La plupart des Canadiens comprennent que le pouvoir qu’ils confient à leurs élu(e)s doit être utilisé de manière à renforcer les valeurs qui font de ce pays une démocratie stable. Et ils voudraient croire que ces valeurs sont fidèlement inscrites dans la Charte canadienne des droits et libertés.

Par Michel LAGACÉ

Mais voilà que, ces dernières années, trois Premiers ministres provinciaux qui représentent pas moins de 73 % de la population canadienne semblent vouloir affaiblir la fédération et la portée de la Charte pour régler des griefs personnels et politiques. Car quiconque utilise la clause dérogatoire de la Charte nie expressément des droits constitutionnalisés.

François Legault du Québec a utilisé cette clause pour faire respecter sa Loi sur la laïcité de l’État, une loi de 2019 qui interdit aux employé(e)s publics/ques de porter des symboles de leur religion au travail. Il a de nouveau eu recours à la clause en 2022, cette fois pour immuniser pour une période de cinq ans la Loi sur la langue officielle et commune du Québec contre des contestations fondées sur la Charte.

En Ontario, Doug Ford avait capricieusement réduit de moitié la taille du conseil municipal de Toronto, et pour ce faire, il avait inclus la clause dérogatoire dans sa loi. Il n’en a finalement pas eu besoin lorsque la Cour suprême a affirmé le droit de la Province de prendre cette mesure. M. Ford a de nouveau menacé d’utiliser la clause dérogatoire l’automne dernier pour priver les travailleurs/ses de soutien scolaire du droit de grève. Il n’a reculé que lorsque les syndicats de la province l’ont menacé de grève générale.

Pour sa part, le gouvernement de Danielle Smith en Alberta a adopté l’Alberta Sovereignty Within a United Canada Act, une pensée magique inconstitutionnelle selon laquelle la Province s’accorde le pouvoir d’ignorer la loi fédérale chaque fois que l’envie lui en prend.

Autant d’actions qui vont à l’encontre de ce qu’est le Canada, à savoir un état de droit. Les tribunaux ne peuvent pas intervenir quand la clause dérogatoire est invoquée. Le gouvernement fédéral non plus, lui qui est pourtant doté de pouvoirs réels pour agir selon son rôle unique : faire respecter un marché commun, protéger les droits des minorités et s’assurer que les Provinces, dans l’exercice de leurs pouvoirs, ne nuisent pas à l’ensemble du pays.

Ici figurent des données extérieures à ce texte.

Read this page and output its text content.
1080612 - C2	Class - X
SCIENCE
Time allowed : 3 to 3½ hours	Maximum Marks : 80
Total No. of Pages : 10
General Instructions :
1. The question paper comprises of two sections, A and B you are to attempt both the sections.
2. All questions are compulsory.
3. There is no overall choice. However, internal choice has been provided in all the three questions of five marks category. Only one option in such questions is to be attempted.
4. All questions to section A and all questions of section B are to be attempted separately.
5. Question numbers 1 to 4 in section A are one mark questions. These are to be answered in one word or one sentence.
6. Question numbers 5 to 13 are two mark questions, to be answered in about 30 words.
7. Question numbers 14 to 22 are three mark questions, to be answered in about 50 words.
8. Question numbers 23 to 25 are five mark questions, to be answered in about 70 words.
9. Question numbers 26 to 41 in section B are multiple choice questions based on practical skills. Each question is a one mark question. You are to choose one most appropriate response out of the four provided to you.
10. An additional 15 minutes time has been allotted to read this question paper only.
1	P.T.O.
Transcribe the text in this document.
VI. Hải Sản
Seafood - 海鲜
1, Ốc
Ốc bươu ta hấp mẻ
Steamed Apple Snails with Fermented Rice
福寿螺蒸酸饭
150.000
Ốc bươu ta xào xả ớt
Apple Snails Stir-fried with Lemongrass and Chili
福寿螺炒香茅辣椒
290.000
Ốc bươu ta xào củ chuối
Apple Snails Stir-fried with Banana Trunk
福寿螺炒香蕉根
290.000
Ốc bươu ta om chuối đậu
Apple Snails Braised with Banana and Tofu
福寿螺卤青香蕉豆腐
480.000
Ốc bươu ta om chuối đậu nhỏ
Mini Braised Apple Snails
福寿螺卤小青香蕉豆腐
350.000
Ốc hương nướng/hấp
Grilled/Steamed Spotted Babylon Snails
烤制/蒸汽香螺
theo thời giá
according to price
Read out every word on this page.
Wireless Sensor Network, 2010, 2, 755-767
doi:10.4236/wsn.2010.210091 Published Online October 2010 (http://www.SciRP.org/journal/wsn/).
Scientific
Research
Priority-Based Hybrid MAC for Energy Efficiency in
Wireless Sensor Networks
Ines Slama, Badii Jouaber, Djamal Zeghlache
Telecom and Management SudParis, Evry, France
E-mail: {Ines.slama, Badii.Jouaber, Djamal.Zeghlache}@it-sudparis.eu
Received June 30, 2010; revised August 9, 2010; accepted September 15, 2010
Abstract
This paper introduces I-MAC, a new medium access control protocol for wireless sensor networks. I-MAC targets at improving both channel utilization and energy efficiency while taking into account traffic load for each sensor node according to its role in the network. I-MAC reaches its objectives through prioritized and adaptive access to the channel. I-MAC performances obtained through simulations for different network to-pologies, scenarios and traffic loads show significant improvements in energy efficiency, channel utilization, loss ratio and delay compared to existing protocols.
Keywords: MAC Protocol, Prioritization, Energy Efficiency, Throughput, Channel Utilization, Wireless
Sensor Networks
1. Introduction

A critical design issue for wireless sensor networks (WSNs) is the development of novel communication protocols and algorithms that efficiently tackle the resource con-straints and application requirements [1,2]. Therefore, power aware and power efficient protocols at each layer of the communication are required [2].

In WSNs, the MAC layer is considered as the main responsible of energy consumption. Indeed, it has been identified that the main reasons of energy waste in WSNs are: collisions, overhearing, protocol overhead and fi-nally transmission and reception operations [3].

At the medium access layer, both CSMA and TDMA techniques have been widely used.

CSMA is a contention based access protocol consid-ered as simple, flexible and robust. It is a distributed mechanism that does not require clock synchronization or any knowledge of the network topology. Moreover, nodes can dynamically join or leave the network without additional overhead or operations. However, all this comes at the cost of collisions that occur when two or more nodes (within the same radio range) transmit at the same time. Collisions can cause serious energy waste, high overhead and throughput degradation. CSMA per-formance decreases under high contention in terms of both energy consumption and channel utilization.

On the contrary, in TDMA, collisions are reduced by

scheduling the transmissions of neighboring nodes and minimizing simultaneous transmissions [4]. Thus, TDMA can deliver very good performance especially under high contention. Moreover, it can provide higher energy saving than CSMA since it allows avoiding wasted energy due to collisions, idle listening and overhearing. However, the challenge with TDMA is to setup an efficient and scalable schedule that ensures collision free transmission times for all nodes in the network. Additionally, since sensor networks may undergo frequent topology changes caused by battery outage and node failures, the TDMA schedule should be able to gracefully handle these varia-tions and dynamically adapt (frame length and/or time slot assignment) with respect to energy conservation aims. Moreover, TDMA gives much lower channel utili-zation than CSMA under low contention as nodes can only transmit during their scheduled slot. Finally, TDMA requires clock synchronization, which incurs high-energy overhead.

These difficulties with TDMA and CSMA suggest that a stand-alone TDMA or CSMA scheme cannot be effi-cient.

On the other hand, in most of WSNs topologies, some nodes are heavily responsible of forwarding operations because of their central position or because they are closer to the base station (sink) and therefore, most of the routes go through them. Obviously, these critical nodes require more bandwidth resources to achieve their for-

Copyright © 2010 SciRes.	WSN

Une attitude sans doute liée au rejet spectaculaire de l’accord de Charlottetown en 1992. Depuis au moins 30 ans, une succession de Premiers ministres fédéraux a agi comme si la meilleure façon de maintenir la paix dans le pays était d’éviter toute discussion d’amendements constitutionnels.

Le temps doit bientôt venir où le gouvernement fédéral devra s’affirmer pour assurer que les valeurs qui guident le pays soient respectées. Car il a un rôle légitime et central au nom duquel il devrait entreprendre le difficile travail de moderniser la constitution.